The initial phase of the work will be supervised by Dr. Emily Steiner, Professor of English at Penn. She is the author of three books, Documentary Culture and the Making of Medieval English Literature (Cambridge University Press, 2003), Reading ‘Piers Plowman’ (Cambridge University Press, 2013), and John Trevisa’s Information Age: Knowledge and the Pursuit of Literature, c.1400 (Oxford University Press, 2021). She is a trustee of the New Chaucer Society and Director of the International Piers Plowman Society. Her teaching interests include Old English literature, Chaucer, Arthurian literature, and poetry of all periods.

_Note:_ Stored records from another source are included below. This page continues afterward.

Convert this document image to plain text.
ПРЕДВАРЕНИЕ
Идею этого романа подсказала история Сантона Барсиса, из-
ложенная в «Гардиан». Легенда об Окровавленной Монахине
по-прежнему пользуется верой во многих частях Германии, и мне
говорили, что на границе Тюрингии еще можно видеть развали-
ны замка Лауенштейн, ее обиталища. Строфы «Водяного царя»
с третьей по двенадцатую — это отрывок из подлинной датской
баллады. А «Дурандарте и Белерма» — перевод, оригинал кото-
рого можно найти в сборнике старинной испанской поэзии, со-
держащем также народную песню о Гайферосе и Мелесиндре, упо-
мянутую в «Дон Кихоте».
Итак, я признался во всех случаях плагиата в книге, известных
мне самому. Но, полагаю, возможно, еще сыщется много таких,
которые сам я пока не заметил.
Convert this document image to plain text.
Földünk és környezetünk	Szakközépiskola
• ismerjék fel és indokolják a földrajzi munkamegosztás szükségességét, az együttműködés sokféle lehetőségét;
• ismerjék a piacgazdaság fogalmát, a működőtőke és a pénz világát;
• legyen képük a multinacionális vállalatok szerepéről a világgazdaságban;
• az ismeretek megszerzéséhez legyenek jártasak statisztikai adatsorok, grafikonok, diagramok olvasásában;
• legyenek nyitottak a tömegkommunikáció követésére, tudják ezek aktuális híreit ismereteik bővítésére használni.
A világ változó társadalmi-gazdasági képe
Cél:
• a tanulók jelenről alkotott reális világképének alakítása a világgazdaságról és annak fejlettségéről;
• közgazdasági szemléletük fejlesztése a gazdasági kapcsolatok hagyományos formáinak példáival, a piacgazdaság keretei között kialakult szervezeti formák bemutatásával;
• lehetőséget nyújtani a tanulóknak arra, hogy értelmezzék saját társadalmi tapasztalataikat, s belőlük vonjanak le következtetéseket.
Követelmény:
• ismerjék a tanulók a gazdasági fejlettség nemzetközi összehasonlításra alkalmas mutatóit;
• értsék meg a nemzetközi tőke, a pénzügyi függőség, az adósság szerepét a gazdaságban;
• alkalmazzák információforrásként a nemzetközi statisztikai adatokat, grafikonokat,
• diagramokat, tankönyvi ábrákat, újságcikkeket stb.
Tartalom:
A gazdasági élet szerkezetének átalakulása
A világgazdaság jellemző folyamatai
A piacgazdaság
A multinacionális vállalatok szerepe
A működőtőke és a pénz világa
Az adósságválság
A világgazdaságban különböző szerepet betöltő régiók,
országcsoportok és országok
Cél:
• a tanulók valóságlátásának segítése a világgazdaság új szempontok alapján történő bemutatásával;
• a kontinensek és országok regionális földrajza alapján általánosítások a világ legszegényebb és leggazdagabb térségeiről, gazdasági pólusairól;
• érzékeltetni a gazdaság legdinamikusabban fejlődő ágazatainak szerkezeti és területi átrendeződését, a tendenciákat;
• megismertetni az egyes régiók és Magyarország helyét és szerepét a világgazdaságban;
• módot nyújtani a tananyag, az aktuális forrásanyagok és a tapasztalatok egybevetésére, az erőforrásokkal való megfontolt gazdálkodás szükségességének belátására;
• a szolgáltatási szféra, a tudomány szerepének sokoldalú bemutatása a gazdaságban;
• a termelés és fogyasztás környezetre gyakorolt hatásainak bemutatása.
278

The work of transcribing and translating the manuscript will be carried out by three Penn graduate students: Ariel Bates, a second-year PhD student in English specializing in medieval and early modern literature; Emma Dyson, a doctoral candidate in Classical Studies with an interest in Latin literature from antiquity through the Renaissance; and Noa Nikolsky, a doctoral candidate in English who studies medieval literature and its intersections with medieval medicine, psychology and self-help culture. Their work will be performed in the Summer of 2023.
The digital mapping work will be performed by Dot Porter, Curator of Digital Research Services at Penn. As Curator in the Schoenberg Institute for Manuscript Studies at Penn, Dot Porter participates in a wide-ranging digital humanities research and development team within the context of a special collections department. Dot’s projects focus on the digitization and visualization of medieval manuscripts. Dot will be assisted by volunteers from the American Branch, including its former board member Laura Blanchard.
The mission of the American Branch of the Richard III Society is to bring forward a historically-accurate, balanced, and fair assessment of a controversial English king, and to support educational initiatives to interpret his times. The Branch connects Americans with the global Ricardian community through joint membership with the Richard III Society in the UK, and with one another by organizing events and supporting research that deepen our knowledge of medieval history.